Воздушный человек засиял радостью:
— Да она болото у нас!..
Этот ответ опять как бы приблизил нас к земле.
— Болото!.. Но почему же все-таки тебе выгодно платить и без болота? Чем оно тебе мешает?..
— Да не дай бог к нему касаться, к болоту-то!
— Ты и не касайся!
— Не касался бы, так оно касается! Возьми-ко я болото —
И опять мы оба очутились в воздушном пространстве. Теперь уж и я видел совершенно ясно, что платить за пустое пространство и даже в двойном количестве — вещь чрезвычайно приятная.
Но потребность возвратиться на землю заставила меня сделать моему собеседнику еще один вопрос:
— А все-таки куда же ты денешься?
Лицо веселого воробья призадумалось. Подумал он и сказал:
— Боровицкие мужики звали в Питер… в балет служить…
— Куда?
— В театр… По балетной части… Машины двигать… Например, рассказывали, ежели море, так под холстиной сидеть надо, руками ее бить, толкать, чтоб волнами оказывало перед публикой… Работа легкая! адрес одного балетчика у меня при себе… Только вот капиталу нет нисколько!..
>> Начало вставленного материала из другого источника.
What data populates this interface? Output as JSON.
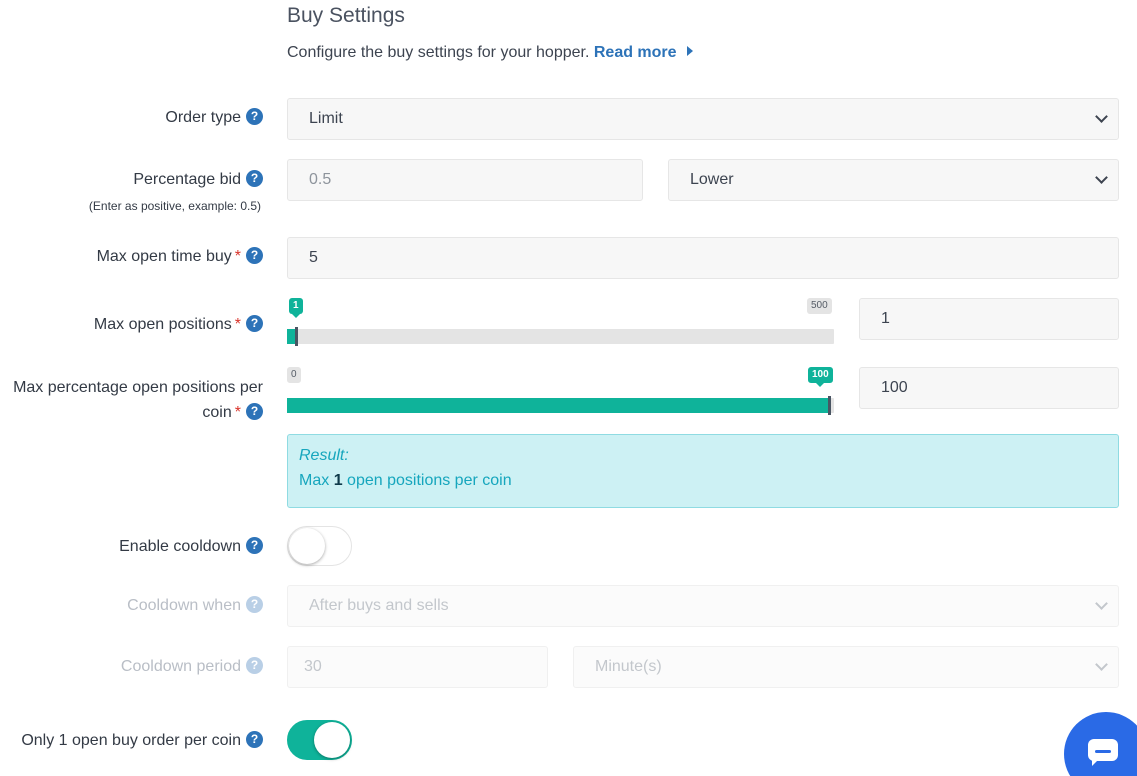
{
  "section": {
    "title": "Buy Settings",
    "description": "Configure the buy settings for your hopper.",
    "read_more": "Read more"
  },
  "help_glyph": "?",
  "required_mark": "*",
  "order_type": {
    "label": "Order type",
    "value": "Limit"
  },
  "percentage_bid": {
    "label": "Percentage bid",
    "sublabel": "(Enter as positive, example: 0.5)",
    "value": "0.5",
    "direction": "Lower"
  },
  "max_open_time_buy": {
    "label": "Max open time buy",
    "value": "5"
  },
  "max_open_positions": {
    "label": "Max open positions",
    "min": "1",
    "max": "500",
    "current": "1",
    "input_value": "1",
    "fraction": 0.0
  },
  "max_pct_open_positions": {
    "label": "Max percentage open positions per coin",
    "min": "0",
    "max": "100",
    "current": "100",
    "input_value": "100",
    "fraction": 1.0
  },
  "result": {
    "title": "Result:",
    "prefix": "Max",
    "value": "1",
    "suffix": "open positions per coin"
  },
  "enable_cooldown": {
    "label": "Enable cooldown",
    "enabled": false
  },
  "cooldown_when": {
    "label": "Cooldown when",
    "value": "After buys and sells"
  },
  "cooldown_period": {
    "label": "Cooldown period",
    "value": "30",
    "unit": "Minute(s)"
  },
  "only_one_open_buy": {
    "label": "Only 1 open buy order per coin",
    "enabled": true
  },
  "colors": {
    "accent": "#0fb39a",
    "link": "#2d73b8",
    "chat": "#2a6ae6",
    "required": "#d9342b"
  },
  "icons": {
    "help": "question-circle-icon",
    "dropdown": "chevron-down-icon",
    "read_more": "caret-right-icon",
    "chat": "chat-bubble-icon"
  }
}
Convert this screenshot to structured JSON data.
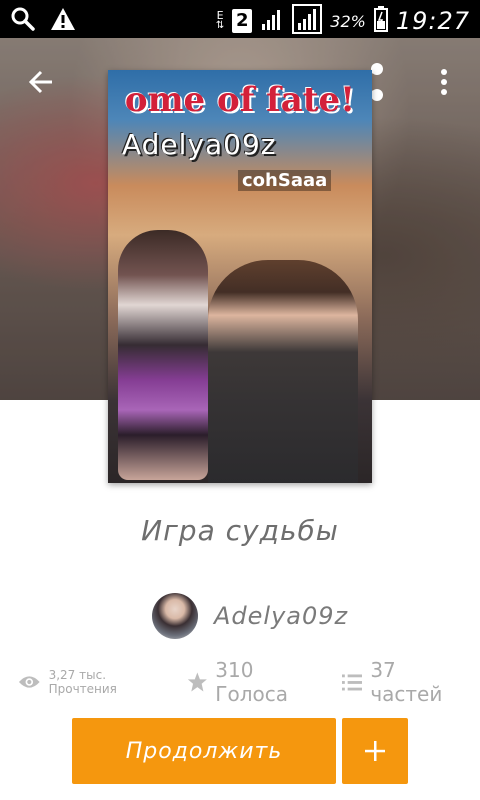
{
  "status_bar": {
    "network_type": "E",
    "sim_slot": "2",
    "battery_percent": "32%",
    "time": "19:27",
    "icons": [
      "search-icon",
      "warning-icon",
      "data-arrows-icon",
      "sim-2-icon",
      "signal-icon",
      "signal-boxed-icon",
      "battery-icon"
    ]
  },
  "toolbar": {
    "icons": [
      "back-arrow-icon",
      "share-icon",
      "more-vertical-icon"
    ]
  },
  "cover": {
    "banner_text": "ome of fate!",
    "author_text": "Adelya09z",
    "subtitle_text": "cohSaaa"
  },
  "story": {
    "title": "Игра судьбы",
    "author": "Adelya09z"
  },
  "stats": {
    "reads": "3,27 тыс. Прочтения",
    "votes": "310 Голоса",
    "parts": "37 частей"
  },
  "actions": {
    "continue_label": "Продолжить",
    "add_label": "+"
  },
  "colors": {
    "accent": "#f5970e",
    "status_bar_bg": "#000000",
    "text_muted": "#a9a9a9",
    "title_text": "#6e6e6e"
  }
}
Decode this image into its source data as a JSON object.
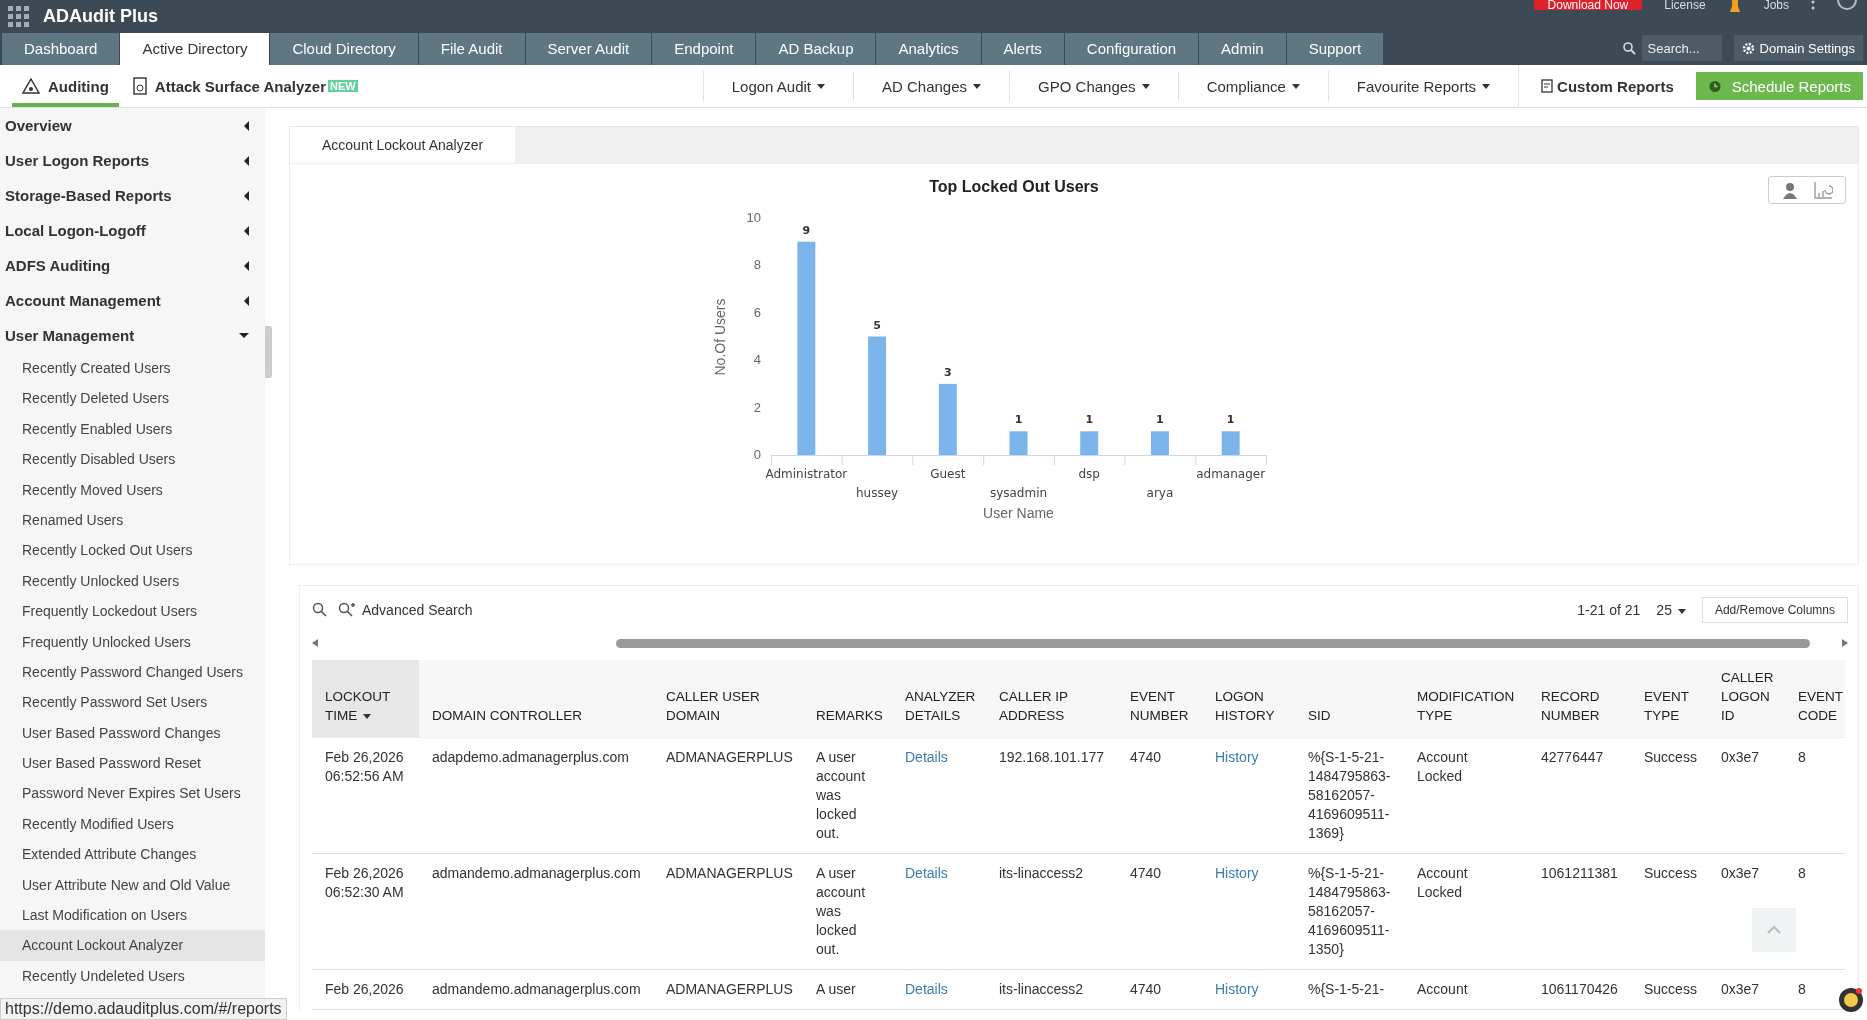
{
  "top_bar": {
    "app_title": "ADAudit Plus",
    "actions": [
      "Download Now",
      "License",
      "Jobs"
    ]
  },
  "main_tabs": [
    {
      "label": "Dashboard",
      "selected": false
    },
    {
      "label": "Active Directory",
      "selected": true
    },
    {
      "label": "Cloud Directory",
      "selected": false
    },
    {
      "label": "File Audit",
      "selected": false
    },
    {
      "label": "Server Audit",
      "selected": false
    },
    {
      "label": "Endpoint",
      "selected": false
    },
    {
      "label": "AD Backup",
      "selected": false
    },
    {
      "label": "Analytics",
      "selected": false
    },
    {
      "label": "Alerts",
      "selected": false
    },
    {
      "label": "Configuration",
      "selected": false
    },
    {
      "label": "Admin",
      "selected": false
    },
    {
      "label": "Support",
      "selected": false
    }
  ],
  "search": {
    "placeholder": "Search..."
  },
  "domain_settings": "Domain Settings",
  "sub_nav": {
    "tabs": [
      {
        "label": "Auditing",
        "selected": true
      },
      {
        "label": "Attack Surface Analyzer",
        "badge": "NEW",
        "selected": false
      }
    ],
    "menus": [
      "Logon Audit",
      "AD Changes",
      "GPO Changes",
      "Compliance",
      "Favourite Reports"
    ],
    "custom_reports": "Custom Reports",
    "schedule_reports": "Schedule Reports"
  },
  "sidebar": {
    "items": [
      {
        "label": "Overview",
        "expanded": false
      },
      {
        "label": "User Logon Reports",
        "expanded": false
      },
      {
        "label": "Storage-Based Reports",
        "expanded": false
      },
      {
        "label": "Local Logon-Logoff",
        "expanded": false
      },
      {
        "label": "ADFS Auditing",
        "expanded": false
      },
      {
        "label": "Account Management",
        "expanded": false
      },
      {
        "label": "User Management",
        "expanded": true,
        "children": [
          {
            "label": "Recently Created Users",
            "selected": false
          },
          {
            "label": "Recently Deleted Users",
            "selected": false
          },
          {
            "label": "Recently Enabled Users",
            "selected": false
          },
          {
            "label": "Recently Disabled Users",
            "selected": false
          },
          {
            "label": "Recently Moved Users",
            "selected": false
          },
          {
            "label": "Renamed Users",
            "selected": false
          },
          {
            "label": "Recently Locked Out Users",
            "selected": false
          },
          {
            "label": "Recently Unlocked Users",
            "selected": false
          },
          {
            "label": "Frequently Lockedout Users",
            "selected": false
          },
          {
            "label": "Frequently Unlocked Users",
            "selected": false
          },
          {
            "label": "Recently Password Changed Users",
            "selected": false
          },
          {
            "label": "Recently Password Set Users",
            "selected": false
          },
          {
            "label": "User Based Password Changes",
            "selected": false
          },
          {
            "label": "User Based Password Reset",
            "selected": false
          },
          {
            "label": "Password Never Expires Set Users",
            "selected": false
          },
          {
            "label": "Recently Modified Users",
            "selected": false
          },
          {
            "label": "Extended Attribute Changes",
            "selected": false
          },
          {
            "label": "User Attribute New and Old Value",
            "selected": false
          },
          {
            "label": "Last Modification on Users",
            "selected": false
          },
          {
            "label": "Account Lockout Analyzer",
            "selected": true
          },
          {
            "label": "Recently Undeleted Users",
            "selected": false
          }
        ]
      }
    ]
  },
  "report": {
    "tab": "Account Lockout Analyzer",
    "chart_data": {
      "type": "bar",
      "title": "Top Locked Out Users",
      "xlabel": "User Name",
      "ylabel": "No.Of Users",
      "categories": [
        "Administrator",
        "hussey",
        "Guest",
        "sysadmin",
        "dsp",
        "arya",
        "admanager"
      ],
      "series": [
        {
          "color": "#7cb5ec",
          "values": [
            9,
            5,
            3,
            1,
            1,
            1,
            1
          ]
        }
      ],
      "ylim": [
        0,
        10
      ],
      "yticks": [
        0,
        2,
        4,
        6,
        8,
        10
      ],
      "data_labels": true
    }
  },
  "table": {
    "search_label": "Advanced Search",
    "pagination": "1-21 of 21",
    "page_size": "25",
    "columns_button": "Add/Remove Columns",
    "columns": [
      {
        "label": "LOCKOUT TIME",
        "sorted": true,
        "kind": "text"
      },
      {
        "label": "DOMAIN CONTROLLER",
        "sorted": false,
        "kind": "text"
      },
      {
        "label": "CALLER USER DOMAIN",
        "sorted": false,
        "kind": "text"
      },
      {
        "label": "REMARKS",
        "sorted": false,
        "kind": "text"
      },
      {
        "label": "ANALYZER DETAILS",
        "sorted": false,
        "kind": "link"
      },
      {
        "label": "CALLER IP ADDRESS",
        "sorted": false,
        "kind": "text"
      },
      {
        "label": "EVENT NUMBER",
        "sorted": false,
        "kind": "text"
      },
      {
        "label": "LOGON HISTORY",
        "sorted": false,
        "kind": "link"
      },
      {
        "label": "SID",
        "sorted": false,
        "kind": "text"
      },
      {
        "label": "MODIFICATION TYPE",
        "sorted": false,
        "kind": "text"
      },
      {
        "label": "RECORD NUMBER",
        "sorted": false,
        "kind": "text"
      },
      {
        "label": "EVENT TYPE",
        "sorted": false,
        "kind": "text"
      },
      {
        "label": "CALLER LOGON ID",
        "sorted": false,
        "kind": "text"
      },
      {
        "label": "EVENT CODE",
        "sorted": false,
        "kind": "text"
      }
    ],
    "rows": [
      [
        "Feb 26,2026 06:52:56 AM",
        "adapdemo.admanagerplus.com",
        "ADMANAGERPLUS",
        "A user account was locked out.",
        "Details",
        "192.168.101.177",
        "4740",
        "History",
        "%{S-1-5-21-1484795863-58162057-4169609511-1369}",
        "Account Locked",
        "42776447",
        "Success",
        "0x3e7",
        "8"
      ],
      [
        "Feb 26,2026 06:52:30 AM",
        "admandemo.admanagerplus.com",
        "ADMANAGERPLUS",
        "A user account was locked out.",
        "Details",
        "its-linaccess2",
        "4740",
        "History",
        "%{S-1-5-21-1484795863-58162057-4169609511-1350}",
        "Account Locked",
        "1061211381",
        "Success",
        "0x3e7",
        "8"
      ],
      [
        "Feb 26,2026",
        "admandemo.admanagerplus.com",
        "ADMANAGERPLUS",
        "A user",
        "Details",
        "its-linaccess2",
        "4740",
        "History",
        "%{S-1-5-21-",
        "Account",
        "1061170426",
        "Success",
        "0x3e7",
        "8"
      ]
    ]
  },
  "status_url": "https://demo.adauditplus.com/#/reports"
}
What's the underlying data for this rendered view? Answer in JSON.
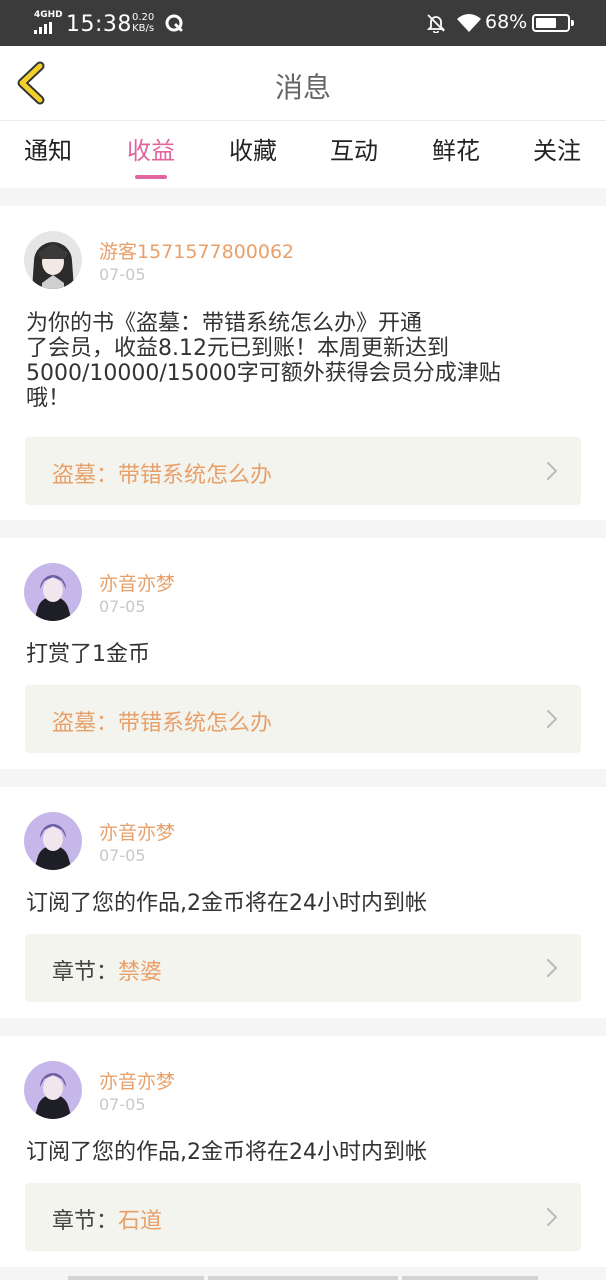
{
  "status_bar": {
    "network": "4GHD",
    "time": "15:38",
    "speed_value": "0.20",
    "speed_unit": "KB/s",
    "battery_percent": "68%",
    "battery_level": 0.68,
    "icons": [
      "signal-icon",
      "app-q-icon",
      "bell-off-icon",
      "wifi-icon",
      "battery-icon"
    ]
  },
  "header": {
    "title": "消息",
    "back_icon": "chevron-left-icon",
    "accent_color": "#e8c020"
  },
  "tabs": [
    {
      "label": "通知",
      "active": false
    },
    {
      "label": "收益",
      "active": true
    },
    {
      "label": "收藏",
      "active": false
    },
    {
      "label": "互动",
      "active": false
    },
    {
      "label": "鲜花",
      "active": false
    },
    {
      "label": "关注",
      "active": false
    }
  ],
  "colors": {
    "tab_active": "#e0659d",
    "username": "#e8a06a",
    "link_text": "#e8a06a",
    "link_bg": "#f4f4ee"
  },
  "messages": [
    {
      "username": "游客1571577800062",
      "date": "07-05",
      "text_lines": [
        "为你的书《盗墓：带错系统怎么办》开通",
        "了会员，收益8.12元已到账！本周更新达到",
        "5000/10000/15000字可额外获得会员分成津贴",
        "哦！"
      ],
      "link_label": "",
      "link_text": "盗墓：带错系统怎么办"
    },
    {
      "username": "亦音亦梦",
      "date": "07-05",
      "text_lines": [
        "打赏了1金币"
      ],
      "link_label": "",
      "link_text": "盗墓：带错系统怎么办"
    },
    {
      "username": "亦音亦梦",
      "date": "07-05",
      "text_lines": [
        "订阅了您的作品,2金币将在24小时内到帐"
      ],
      "link_label": "章节：",
      "link_text": "禁婆"
    },
    {
      "username": "亦音亦梦",
      "date": "07-05",
      "text_lines": [
        "订阅了您的作品,2金币将在24小时内到帐"
      ],
      "link_label": "章节：",
      "link_text": "石道"
    }
  ]
}
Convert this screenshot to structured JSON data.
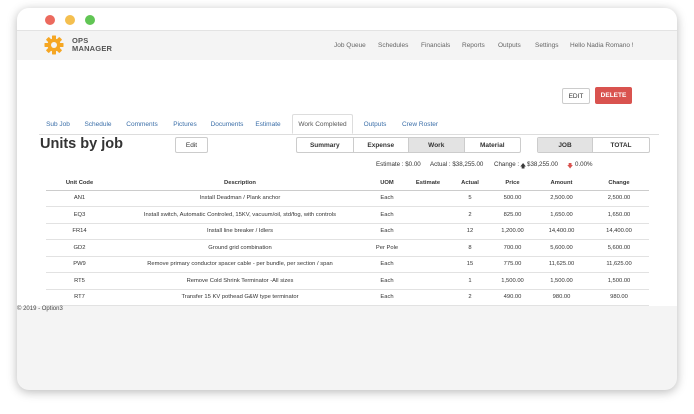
{
  "app": {
    "logo_line1": "OPS",
    "logo_line2": "MANAGER",
    "logo_colors": {
      "primary": "#f5a623"
    }
  },
  "nav": {
    "items": [
      "Job Queue",
      "Schedules",
      "Financials",
      "Reports",
      "Outputs",
      "Settings"
    ],
    "greeting": "Hello Nadia Romano !"
  },
  "actions": {
    "edit_label": "EDIT",
    "delete_label": "DELETE"
  },
  "tabs": [
    {
      "label": "Sub Job"
    },
    {
      "label": "Schedule"
    },
    {
      "label": "Comments"
    },
    {
      "label": "Pictures"
    },
    {
      "label": "Documents"
    },
    {
      "label": "Estimate"
    },
    {
      "label": "Work Completed",
      "active": true
    },
    {
      "label": "Outputs"
    },
    {
      "label": "Crew Roster"
    }
  ],
  "page": {
    "title": "Units by job",
    "edit_label": "Edit"
  },
  "type_filter": {
    "options": [
      "Summary",
      "Expense",
      "Work",
      "Material"
    ],
    "selected": "Work"
  },
  "scope_filter": {
    "options": [
      "JOB",
      "TOTAL"
    ],
    "selected": "JOB"
  },
  "summary": {
    "estimate": "Estimate : $0.00",
    "actual": "Actual : $38,255.00",
    "change_label": "Change :",
    "change_value": "$38,255.00",
    "change_pct": "0.00%",
    "up_icon": "arrow-up-icon",
    "down_icon": "arrow-down-icon"
  },
  "table": {
    "columns": [
      "Unit Code",
      "Description",
      "UOM",
      "Estimate",
      "Actual",
      "Price",
      "Amount",
      "Change"
    ],
    "rows": [
      [
        "AN1",
        "Install Deadman / Plank anchor",
        "Each",
        "",
        "5",
        "500.00",
        "2,500.00",
        "2,500.00"
      ],
      [
        "EQ3",
        "Install switch, Automatic Controled, 15KV, vacuum/oil, std/fog, with controls",
        "Each",
        "",
        "2",
        "825.00",
        "1,650.00",
        "1,650.00"
      ],
      [
        "FR14",
        "Install line breaker / Idlers",
        "Each",
        "",
        "12",
        "1,200.00",
        "14,400.00",
        "14,400.00"
      ],
      [
        "GD2",
        "Ground grid combination",
        "Per Pole",
        "",
        "8",
        "700.00",
        "5,600.00",
        "5,600.00"
      ],
      [
        "PW9",
        "Remove primary conductor spacer cable - per bundle, per section / span",
        "Each",
        "",
        "15",
        "775.00",
        "11,625.00",
        "11,625.00"
      ],
      [
        "RT5",
        "Remove Cold Shrink Terminator -All sizes",
        "Each",
        "",
        "1",
        "1,500.00",
        "1,500.00",
        "1,500.00"
      ],
      [
        "RT7",
        "Transfer 15 KV pothead G&W type terminator",
        "Each",
        "",
        "2",
        "490.00",
        "980.00",
        "980.00"
      ]
    ]
  },
  "footer": {
    "text": "© 2019 - Option3"
  }
}
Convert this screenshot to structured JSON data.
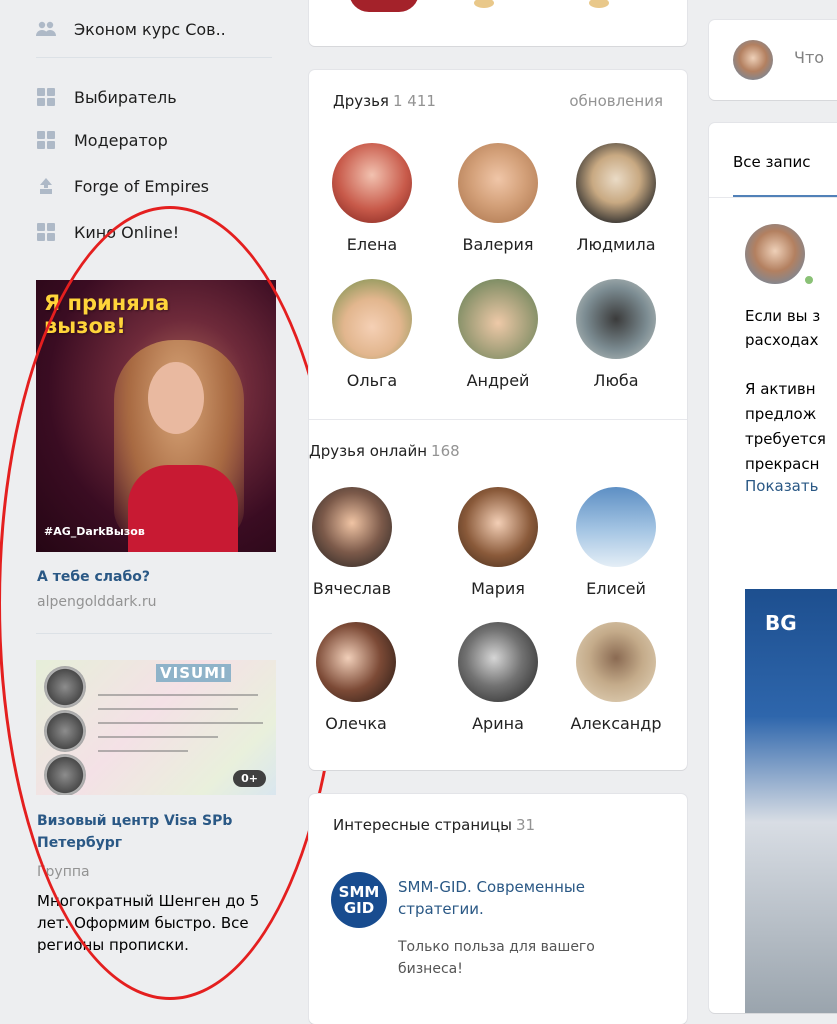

Итак, у воздушного существа оказалась возможность карьеры. При помощи начальника станции можно было помочь ему уехать в Петербург с товарным поездом. Но уже одно то, что у этого человека, несмотря на его полную воздушность и отчужденность от всего земного, оказалась возможность какой бы то ни было карьеры, положения — он уже не мог мне служить материалом для разрешения моей задачи. Воздушность, отличавшая это существо вообще от всякой связи с человечеством, конечно, весьма близко напоминала о нуле, о чем-то во всех отношениях неосязаемом и неуловимом; но раз это неуловимое может хотя и в мечтаниях приткнуться куда-нибудь и как-нибудь в ряды человеческого общества, оно уже не целое, а непременно дробь и, следовательно, удовлетворяя одной половине определения мнимой величины, «нулю», вовсе не удовлетворяет другой ее половине и, следовательно, не может быть полезным в моих изысканиях.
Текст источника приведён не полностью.